老实说,我认为这不会使您的最终结果大相径庭,以至于被认为是无用的。此外,如果你看一下警告,考虑到你正在使用的包,它是非常准确的,它只是在谈论你正在使用的 N2 的 1 个引擎值。
另外,如果你看一下这个post:
https://stats.stackexchange.com/questions/219302/singularity-issues-in-gaussian-mixture-model
您会在获胜答案的第二条评论中找到很好的解释。你明白为什么 variance/covariance 不能为 0。在你的特定情况下,该值接近 0,这就是你收到警告的原因。
如果您只想消除警告,一种可能是缩放,另一种可能是正常化。这完全取决于你。 归一化时,我会建议范围较广,而不是 0...1,因为您可能会再次遇到同样的问题。

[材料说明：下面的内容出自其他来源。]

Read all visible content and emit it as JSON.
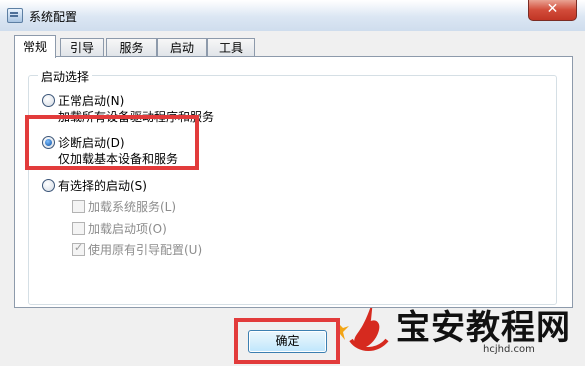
{
  "window": {
    "title": "系统配置",
    "close_glyph": "✕"
  },
  "tabs": [
    {
      "label": "常规",
      "active": true
    },
    {
      "label": "引导",
      "active": false
    },
    {
      "label": "服务",
      "active": false
    },
    {
      "label": "启动",
      "active": false
    },
    {
      "label": "工具",
      "active": false
    }
  ],
  "startup_selection": {
    "legend": "启动选择",
    "options": [
      {
        "label": "正常启动(N)",
        "description": "加载所有设备驱动程序和服务",
        "selected": false
      },
      {
        "label": "诊断启动(D)",
        "description": "仅加载基本设备和服务",
        "selected": true
      },
      {
        "label": "有选择的启动(S)",
        "selected": false
      }
    ],
    "selective_items": [
      {
        "label": "加载系统服务(L)",
        "checked": false
      },
      {
        "label": "加载启动项(O)",
        "checked": false
      },
      {
        "label": "使用原有引导配置(U)",
        "checked": true
      }
    ]
  },
  "buttons": {
    "ok": "确定"
  },
  "highlight_color": "#e23b3b",
  "watermark": {
    "title": "宝安教程网",
    "domain": "hcjhd.com"
  }
}
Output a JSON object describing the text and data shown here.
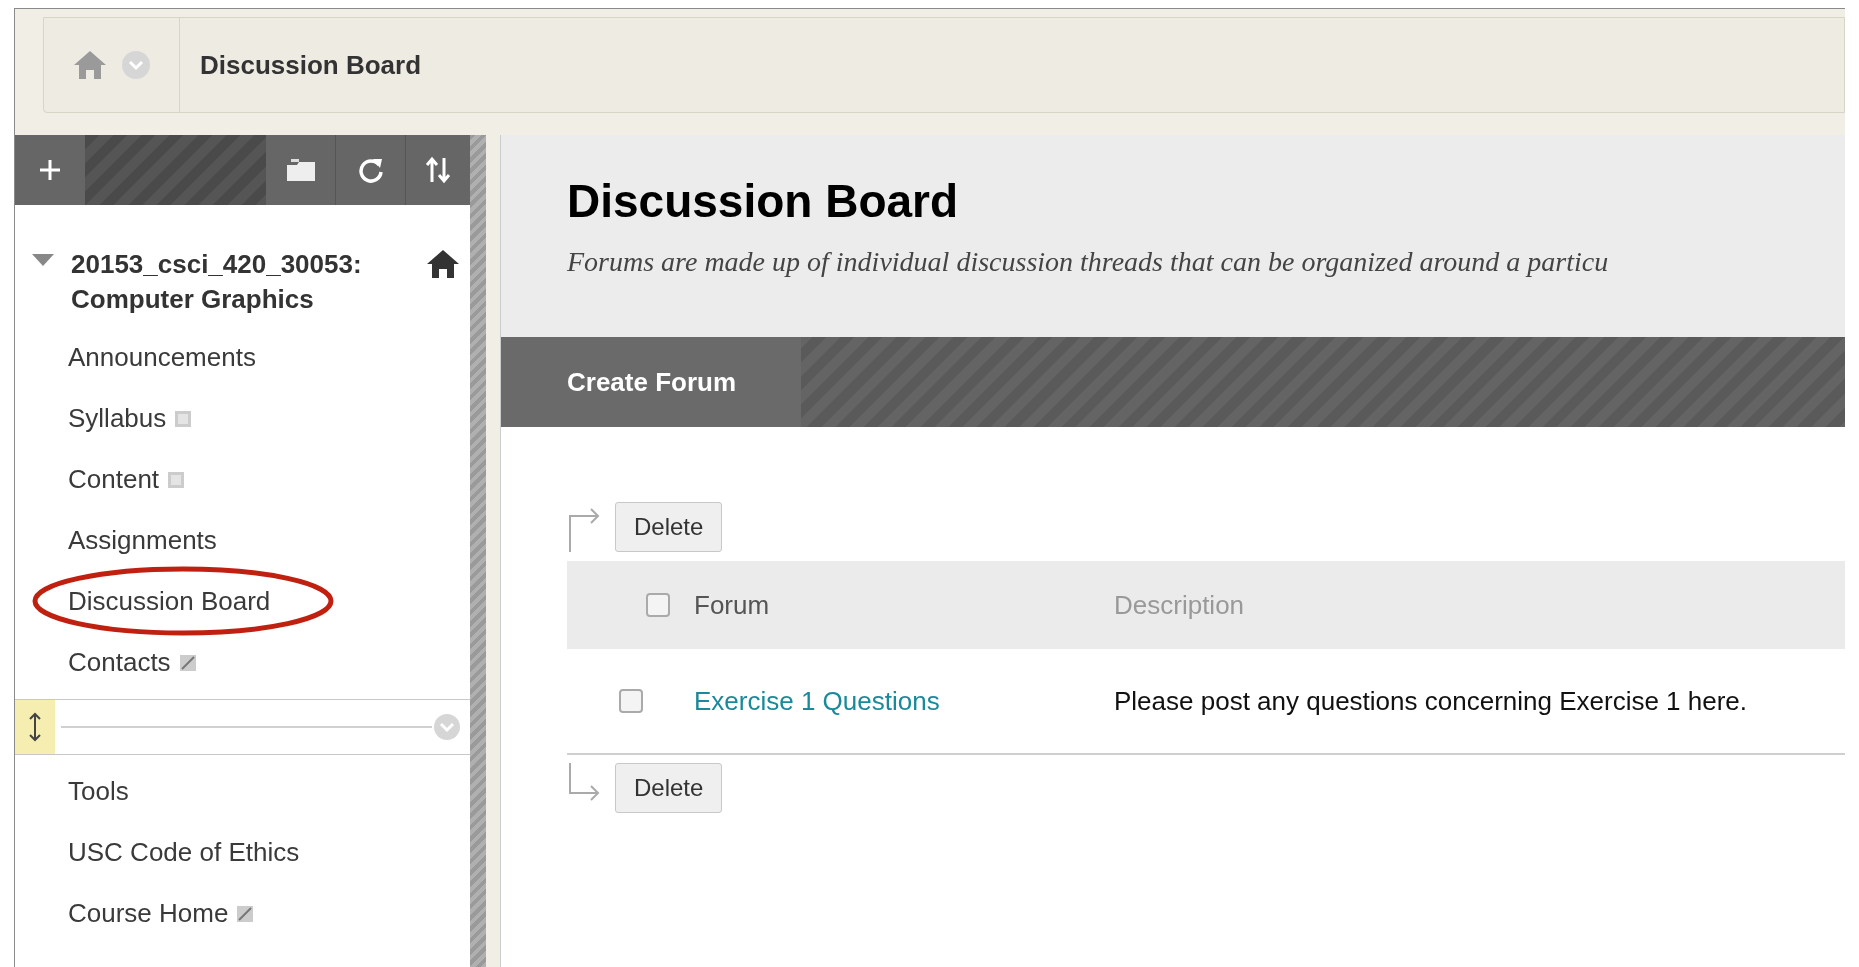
{
  "breadcrumb": {
    "current": "Discussion Board"
  },
  "course": {
    "title": "20153_csci_420_30053: Computer Graphics",
    "expanded": true
  },
  "menu_items": [
    {
      "label": "Announcements",
      "kind": "plain"
    },
    {
      "label": "Syllabus",
      "kind": "module"
    },
    {
      "label": "Content",
      "kind": "module"
    },
    {
      "label": "Assignments",
      "kind": "plain"
    },
    {
      "label": "Discussion Board",
      "kind": "plain",
      "circled": true
    },
    {
      "label": "Contacts",
      "kind": "link"
    }
  ],
  "menu_items_below": [
    {
      "label": "Tools",
      "kind": "plain"
    },
    {
      "label": "USC Code of Ethics",
      "kind": "plain"
    },
    {
      "label": "Course Home",
      "kind": "link"
    }
  ],
  "page": {
    "title": "Discussion Board",
    "description": "Forums are made up of individual discussion threads that can be organized around a particu"
  },
  "action_bar": {
    "button": "Create Forum"
  },
  "table": {
    "top_button": "Delete",
    "bottom_button": "Delete",
    "select_all_checked": false,
    "columns": [
      "Forum",
      "Description"
    ],
    "rows": [
      {
        "forum": "Exercise 1 Questions",
        "description": "Please post any questions concerning Exercise 1 here.",
        "checked": false
      }
    ]
  }
}
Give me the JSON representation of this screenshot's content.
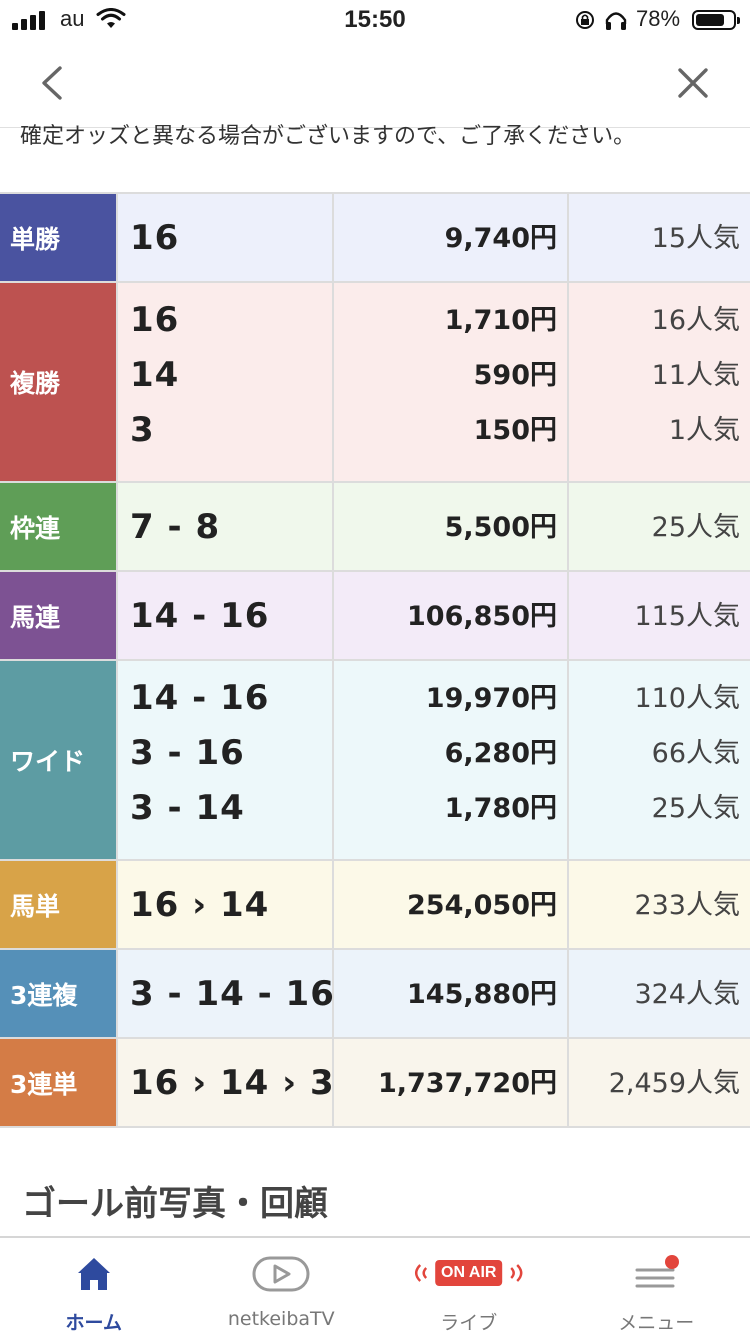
{
  "status_bar": {
    "carrier": "au",
    "time": "15:50",
    "battery_percent": "78%",
    "battery_level": 0.78
  },
  "nav": {
    "back_icon": "chevron-left-icon",
    "close_icon": "close-icon"
  },
  "notice": "確定オッズと異なる場合がございますので、ご了承ください。",
  "payouts": [
    {
      "type": "単勝",
      "color": "#4a53a0",
      "bg": "#edf0fb",
      "lines": [
        {
          "combo": "16",
          "payout": "9,740円",
          "popularity": "15人気"
        }
      ]
    },
    {
      "type": "複勝",
      "color": "#bd5250",
      "bg": "#fbeceb",
      "lines": [
        {
          "combo": "16",
          "payout": "1,710円",
          "popularity": "16人気"
        },
        {
          "combo": "14",
          "payout": "590円",
          "popularity": "11人気"
        },
        {
          "combo": "3",
          "payout": "150円",
          "popularity": "1人気"
        }
      ]
    },
    {
      "type": "枠連",
      "color": "#5f9e57",
      "bg": "#f0f8ec",
      "lines": [
        {
          "combo": "7 - 8",
          "payout": "5,500円",
          "popularity": "25人気"
        }
      ]
    },
    {
      "type": "馬連",
      "color": "#7d5293",
      "bg": "#f3ebf8",
      "lines": [
        {
          "combo": "14 - 16",
          "payout": "106,850円",
          "popularity": "115人気"
        }
      ]
    },
    {
      "type": "ワイド",
      "color": "#5d9ca3",
      "bg": "#edf8fa",
      "lines": [
        {
          "combo": "14 - 16",
          "payout": "19,970円",
          "popularity": "110人気"
        },
        {
          "combo": "3 - 16",
          "payout": "6,280円",
          "popularity": "66人気"
        },
        {
          "combo": "3 - 14",
          "payout": "1,780円",
          "popularity": "25人気"
        }
      ]
    },
    {
      "type": "馬単",
      "color": "#d8a348",
      "bg": "#fcf9e8",
      "lines": [
        {
          "combo": "16 › 14",
          "payout": "254,050円",
          "popularity": "233人気"
        }
      ]
    },
    {
      "type": "3連複",
      "color": "#5590b8",
      "bg": "#ecf3fa",
      "lines": [
        {
          "combo": "3 - 14 - 16",
          "payout": "145,880円",
          "popularity": "324人気"
        }
      ]
    },
    {
      "type": "3連単",
      "color": "#d47c46",
      "bg": "#f9f5ec",
      "lines": [
        {
          "combo": "16 › 14 › 3",
          "payout": "1,737,720円",
          "popularity": "2,459人気"
        }
      ]
    }
  ],
  "section_heading": "ゴール前写真・回顧",
  "tabs": [
    {
      "id": "home",
      "label": "ホーム",
      "icon": "home-icon",
      "active": true
    },
    {
      "id": "tv",
      "label": "netkeibaTV",
      "icon": "play-icon",
      "active": false
    },
    {
      "id": "live",
      "label": "ライブ",
      "icon": "on-air-icon",
      "badge": "ON AIR",
      "active": false
    },
    {
      "id": "menu",
      "label": "メニュー",
      "icon": "menu-icon",
      "active": false
    }
  ],
  "colors": {
    "accent": "#2e4a9e",
    "notification_dot": "#e2453c"
  }
}
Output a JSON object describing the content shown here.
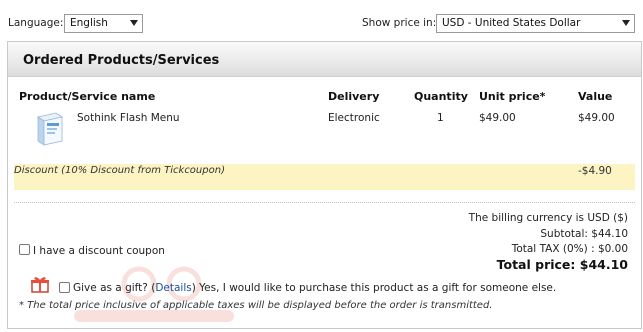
{
  "topbar": {
    "language_label": "Language:",
    "language_value": "English",
    "price_label": "Show price in:",
    "currency_value": "USD - United States Dollar"
  },
  "panel": {
    "title": "Ordered Products/Services",
    "columns": {
      "name": "Product/Service name",
      "delivery": "Delivery",
      "quantity": "Quantity",
      "unit_price": "Unit price*",
      "value": "Value"
    },
    "product": {
      "name": "Sothink Flash Menu",
      "delivery": "Electronic",
      "quantity": "1",
      "unit_price": "$49.00",
      "value": "$49.00"
    },
    "discount": {
      "label": "Discount (10% Discount from Tickcoupon)",
      "value": "-$4.90"
    },
    "summary": {
      "billing": "The billing currency is USD ($)",
      "subtotal": "Subtotal: $44.10",
      "tax": "Total TAX (0%) : $0.00",
      "total": "Total price: $44.10"
    },
    "coupon_label": "I have a discount coupon",
    "gift": {
      "prefix": "Give as a gift? (",
      "link": "Details",
      "suffix": ") Yes, I would like to purchase this product as a gift for someone else."
    },
    "note": "* The total price inclusive of applicable taxes will be displayed before the order is transmitted."
  },
  "icons": {
    "product": "product-box-icon",
    "gift": "gift-icon",
    "dropdown": "chevron-down-icon"
  },
  "colors": {
    "discount_bg": "#fdf4c4",
    "link": "#1a4fa0",
    "header_bg": "#e9e9e9"
  }
}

以下是一些代码示例,其中我将您的数据加载到名为 a 的变量中:
> summary(a)
COG_T1 COG_T2
Min. :0.0009851 Min. :0.0009951
1st Qu.:0.0010538 1st Qu.:0.0010594
Median :0.0010859 Median :0.0010716
Mean :0.0010794 Mean :0.0010759
3rd Qu.:0.0010990 3rd Qu.:0.0010989
Max. :0.0011628 Max. :0.0011411
> summary(scale(a))
COG_T1 COG_T2
Min. :-2.6717 Min. :-2.6149
1st Qu.:-0.7255 1st Qu.:-0.5352
Median : 0.1854 Median :-0.1387
Mean : 0.0000 Mean : 0.0000
3rd Qu.: 0.5573 3rd Qu.: 0.7439
Max. : 2.3644 Max. : 2.1092
> summary((a-min(a))/(max(a)-min(a)))
COG_T1 COG_T2
Min. :0.0000 Min. :0.05659
1st Qu.:0.3865 1st Qu.:0.41812
Median :0.5673 Median :0.48704
Mean :0.5305 Mean :0.51115
3rd Qu.:0.6412 3rd Qu.:0.64046
Max. :1.0000 Max. :0.87780
> summary((a-min(a))/(max(a)-min(a))+1)
COG_T1 COG_T2
Min. :1.000 Min. :1.057
1st Qu.:1.386 1st Qu.:1.418
Median :1.567 Median :1.487
Mean :1.531 Mean :1.511
3rd Qu.:1.641 3rd Qu.:1.640
Max. :2.000 Max. :1.878
>
编辑:由于软件包安装速度很快,这里是同时使用规范化和缩放的结果:
> fitULCS <- lavaan(ULCS_DF, data=scale(df), estimator='mlr', fixed.x=FALSE, missing='fiml')
>
> summary(ULCS_DF, fit.measures=TRUE, standardized=TRUE, rsquare=TRUE)
Length Class Mode
1 character character
>
> ULCS_DF
[1] "\n\nCOG_T2 ~ 1*COG_T1 # Fixed regression of COG_T2 on COG_T1\ndCOG1 =~ 1*COG_T2 # Fixed regression of dCOG1 on COG_T2\nCOG_T2 ~ 0*1 # This line constrains the intercept of COG_T2 to 0\nCOG_T2 ~~ 0*COG_T2 # This fixes the variance of the COG_T2 to 0 \n\ndCOG1 ~ 1 # This estimates the intercept of the change scores \nCOG_T1 ~ 1 # This estimates the intercept of COG_T1 \ndCOG1 ~~ dCOG1 # This estimates the variance of the change scores \nCOG_T1 ~~ COG_T1 # This estimates the variance of COG_T1 \ndCOG1~COG_T1 # This estimates the self-feedback parameter\n\n"
>
> normalize = function(a,x){
+
+ ((a-min(a))/(max(a)-min(a)))+x
+
+ }
>
> fitULCS <- lavaan(ULCS_DF, data=normalize(df,1), estimator='mlr', fixed.x=FALSE, missing='fiml')
>
> summary(ULCS_DF, fit.measures=TRUE, standardized=TRUE, rsquare=TRUE)
Length Class Mode
1 character character
>
> ULCS_DF
[1] "\n\nCOG_T2 ~ 1*COG_T1 # Fixed regression of COG_T2 on COG_T1\ndCOG1 =~ 1*COG_T2 # Fixed regression of dCOG1 on COG_T2\nCOG_T2 ~ 0*1 # This line constrains the intercept of COG_T2 to 0\nCOG_T2 ~~ 0*COG_T2 # This fixes the variance of the COG_T2 to 0 \n\ndCOG1 ~ 1 # This estimates the intercept of the change scores \nCOG_T1 ~ 1 # This estimates the intercept of COG_T1 \ndCOG1 ~~ dCOG1 # This estimates the variance of the change scores \nCOG_T1 ~~ COG_T1 # This estimates the variance of COG_T1 \ndCOG1~COG_T1 # This estimates the self-feedback parameter\n\n"
>
我只在 运行 没有预处理的情况下才收到警告。